6.9: SN2 Reaction: Transition State
An SN2 reaction of an alkyl halide is a single-step process in which bond formation between the nucleophile and the substrate and bond breaking between the substrate and the halide occurs simultaneously through a transition state without forming an intermediate.
When the nucleophile approaches the electrophilic carbon with its lone pairs, the halide acts as a leaving group and moves away with the electron-pair bonded to the carbon. Dotted partial bonds represent the bonds being formed or broken in the transition state to depict this mechanism, and the structure is enclosed within square brackets.

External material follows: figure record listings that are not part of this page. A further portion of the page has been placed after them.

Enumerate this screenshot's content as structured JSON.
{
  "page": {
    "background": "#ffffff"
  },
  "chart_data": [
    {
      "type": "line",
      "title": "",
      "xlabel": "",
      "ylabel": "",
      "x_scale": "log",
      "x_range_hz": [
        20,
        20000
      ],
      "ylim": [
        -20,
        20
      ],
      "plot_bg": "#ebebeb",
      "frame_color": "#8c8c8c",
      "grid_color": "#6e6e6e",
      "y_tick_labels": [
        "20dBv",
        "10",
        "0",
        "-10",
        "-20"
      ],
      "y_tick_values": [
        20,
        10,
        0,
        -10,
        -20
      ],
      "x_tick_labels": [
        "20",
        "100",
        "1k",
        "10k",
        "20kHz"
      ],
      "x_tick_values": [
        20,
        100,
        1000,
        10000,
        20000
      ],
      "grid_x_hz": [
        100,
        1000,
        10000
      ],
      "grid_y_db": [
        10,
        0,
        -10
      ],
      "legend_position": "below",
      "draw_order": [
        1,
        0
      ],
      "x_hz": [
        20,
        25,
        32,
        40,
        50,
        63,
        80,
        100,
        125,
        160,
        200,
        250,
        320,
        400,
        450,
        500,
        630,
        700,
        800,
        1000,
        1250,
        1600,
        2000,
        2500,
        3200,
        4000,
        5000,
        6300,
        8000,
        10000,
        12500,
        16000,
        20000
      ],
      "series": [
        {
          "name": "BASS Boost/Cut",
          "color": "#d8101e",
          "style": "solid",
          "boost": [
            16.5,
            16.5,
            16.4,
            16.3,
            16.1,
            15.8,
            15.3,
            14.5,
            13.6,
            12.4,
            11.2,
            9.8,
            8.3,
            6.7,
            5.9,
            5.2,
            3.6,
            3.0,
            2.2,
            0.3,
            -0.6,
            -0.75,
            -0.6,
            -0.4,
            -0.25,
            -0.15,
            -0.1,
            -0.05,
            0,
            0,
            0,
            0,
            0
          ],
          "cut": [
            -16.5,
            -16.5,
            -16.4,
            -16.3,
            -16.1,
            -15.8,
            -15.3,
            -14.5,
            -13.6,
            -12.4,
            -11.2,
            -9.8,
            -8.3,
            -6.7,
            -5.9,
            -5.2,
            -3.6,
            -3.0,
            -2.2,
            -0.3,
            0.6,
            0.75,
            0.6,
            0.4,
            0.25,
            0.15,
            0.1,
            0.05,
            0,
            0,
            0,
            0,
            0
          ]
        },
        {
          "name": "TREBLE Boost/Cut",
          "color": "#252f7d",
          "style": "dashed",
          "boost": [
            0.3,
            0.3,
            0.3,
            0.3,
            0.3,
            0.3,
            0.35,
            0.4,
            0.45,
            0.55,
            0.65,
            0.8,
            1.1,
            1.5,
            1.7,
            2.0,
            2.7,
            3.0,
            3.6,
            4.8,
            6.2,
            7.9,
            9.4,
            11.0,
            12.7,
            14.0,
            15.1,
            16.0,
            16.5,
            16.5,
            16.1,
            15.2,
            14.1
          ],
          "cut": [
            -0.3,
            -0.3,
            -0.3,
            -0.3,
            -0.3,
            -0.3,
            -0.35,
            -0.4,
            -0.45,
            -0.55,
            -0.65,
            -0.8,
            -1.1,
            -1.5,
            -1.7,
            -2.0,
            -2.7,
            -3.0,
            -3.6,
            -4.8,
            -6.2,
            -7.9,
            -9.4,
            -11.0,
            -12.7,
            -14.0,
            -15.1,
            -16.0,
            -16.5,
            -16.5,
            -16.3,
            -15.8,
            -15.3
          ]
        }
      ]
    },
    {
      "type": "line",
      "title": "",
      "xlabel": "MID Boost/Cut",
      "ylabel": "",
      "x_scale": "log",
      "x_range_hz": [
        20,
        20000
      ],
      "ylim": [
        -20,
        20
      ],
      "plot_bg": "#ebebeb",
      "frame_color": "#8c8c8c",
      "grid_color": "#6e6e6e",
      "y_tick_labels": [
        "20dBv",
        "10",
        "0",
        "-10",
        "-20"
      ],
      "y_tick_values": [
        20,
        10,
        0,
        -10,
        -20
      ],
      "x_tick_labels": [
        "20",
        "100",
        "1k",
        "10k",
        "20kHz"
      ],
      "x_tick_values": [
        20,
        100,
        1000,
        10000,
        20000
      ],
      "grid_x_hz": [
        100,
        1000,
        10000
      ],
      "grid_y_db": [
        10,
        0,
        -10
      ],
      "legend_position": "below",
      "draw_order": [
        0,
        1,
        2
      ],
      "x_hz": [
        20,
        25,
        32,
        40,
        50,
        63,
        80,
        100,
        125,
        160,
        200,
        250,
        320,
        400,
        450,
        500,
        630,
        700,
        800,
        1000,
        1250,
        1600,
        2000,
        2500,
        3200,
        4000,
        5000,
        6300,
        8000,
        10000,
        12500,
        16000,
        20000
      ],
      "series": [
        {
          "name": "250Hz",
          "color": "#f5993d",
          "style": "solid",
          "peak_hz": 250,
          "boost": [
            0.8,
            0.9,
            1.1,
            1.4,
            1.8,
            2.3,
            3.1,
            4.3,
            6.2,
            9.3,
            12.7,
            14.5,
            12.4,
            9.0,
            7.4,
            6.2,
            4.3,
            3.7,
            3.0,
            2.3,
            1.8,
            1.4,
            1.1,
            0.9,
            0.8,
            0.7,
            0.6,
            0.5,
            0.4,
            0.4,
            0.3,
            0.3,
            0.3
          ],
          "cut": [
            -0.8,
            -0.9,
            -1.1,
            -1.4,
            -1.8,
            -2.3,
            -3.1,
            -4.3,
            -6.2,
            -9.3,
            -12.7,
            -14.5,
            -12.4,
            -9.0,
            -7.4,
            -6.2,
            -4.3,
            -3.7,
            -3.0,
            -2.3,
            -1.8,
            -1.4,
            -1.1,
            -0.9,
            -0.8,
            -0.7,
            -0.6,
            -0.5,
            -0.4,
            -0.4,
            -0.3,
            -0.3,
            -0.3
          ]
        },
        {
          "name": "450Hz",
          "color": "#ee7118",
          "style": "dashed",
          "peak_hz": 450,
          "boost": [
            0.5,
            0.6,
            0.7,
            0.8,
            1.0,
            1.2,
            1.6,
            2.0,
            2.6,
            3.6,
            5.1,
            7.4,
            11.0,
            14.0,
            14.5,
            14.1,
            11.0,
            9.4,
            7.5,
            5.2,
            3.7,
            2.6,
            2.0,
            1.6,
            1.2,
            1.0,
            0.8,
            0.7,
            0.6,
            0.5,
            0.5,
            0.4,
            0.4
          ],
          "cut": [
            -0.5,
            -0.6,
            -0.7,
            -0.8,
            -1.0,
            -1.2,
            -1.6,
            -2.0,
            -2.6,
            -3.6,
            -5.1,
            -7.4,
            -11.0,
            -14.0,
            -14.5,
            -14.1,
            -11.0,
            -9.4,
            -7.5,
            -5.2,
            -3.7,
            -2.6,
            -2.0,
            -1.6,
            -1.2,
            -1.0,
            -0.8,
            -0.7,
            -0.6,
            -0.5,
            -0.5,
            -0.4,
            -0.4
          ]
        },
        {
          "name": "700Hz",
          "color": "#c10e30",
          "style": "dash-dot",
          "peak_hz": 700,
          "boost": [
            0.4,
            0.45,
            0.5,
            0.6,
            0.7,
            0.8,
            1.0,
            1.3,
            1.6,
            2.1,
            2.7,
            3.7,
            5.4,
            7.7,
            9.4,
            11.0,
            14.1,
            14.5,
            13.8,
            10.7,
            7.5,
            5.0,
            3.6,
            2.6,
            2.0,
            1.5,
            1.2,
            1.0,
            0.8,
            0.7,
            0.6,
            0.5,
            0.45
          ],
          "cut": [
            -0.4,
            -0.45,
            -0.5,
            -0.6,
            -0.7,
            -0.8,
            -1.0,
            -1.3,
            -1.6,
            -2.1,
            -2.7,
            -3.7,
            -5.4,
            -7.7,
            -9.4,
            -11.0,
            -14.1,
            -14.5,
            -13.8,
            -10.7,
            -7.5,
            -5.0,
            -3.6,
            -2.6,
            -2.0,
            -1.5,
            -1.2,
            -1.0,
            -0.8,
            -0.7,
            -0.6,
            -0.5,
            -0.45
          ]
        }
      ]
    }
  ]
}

The transition state is highly unstable and reacts quickly to reach the product state, which is energetically more favored. The geometry of the transition state is trigonal bipyramidal with reduced bond angles. This results in steric crowding that leads to van der Waals repulsion and an increase in the activation energy to form the transition state. This ultimately influences the rate of the reaction. Hence, the higher the energy of activation, the slower is the rate of reaction.
Substitution on alkyl halides increases steric hindrance leading to less access for a nucleophilic attack. It also increases the crowding and the energy of the transition state. Thus, the order of reactivity for an alkyl halide undergoing SN2 reactions is as follows:
Methyl halide (highly reactive) > primary halide > secondary halide > β-substituted halide > tertiary halide (practically unreactive).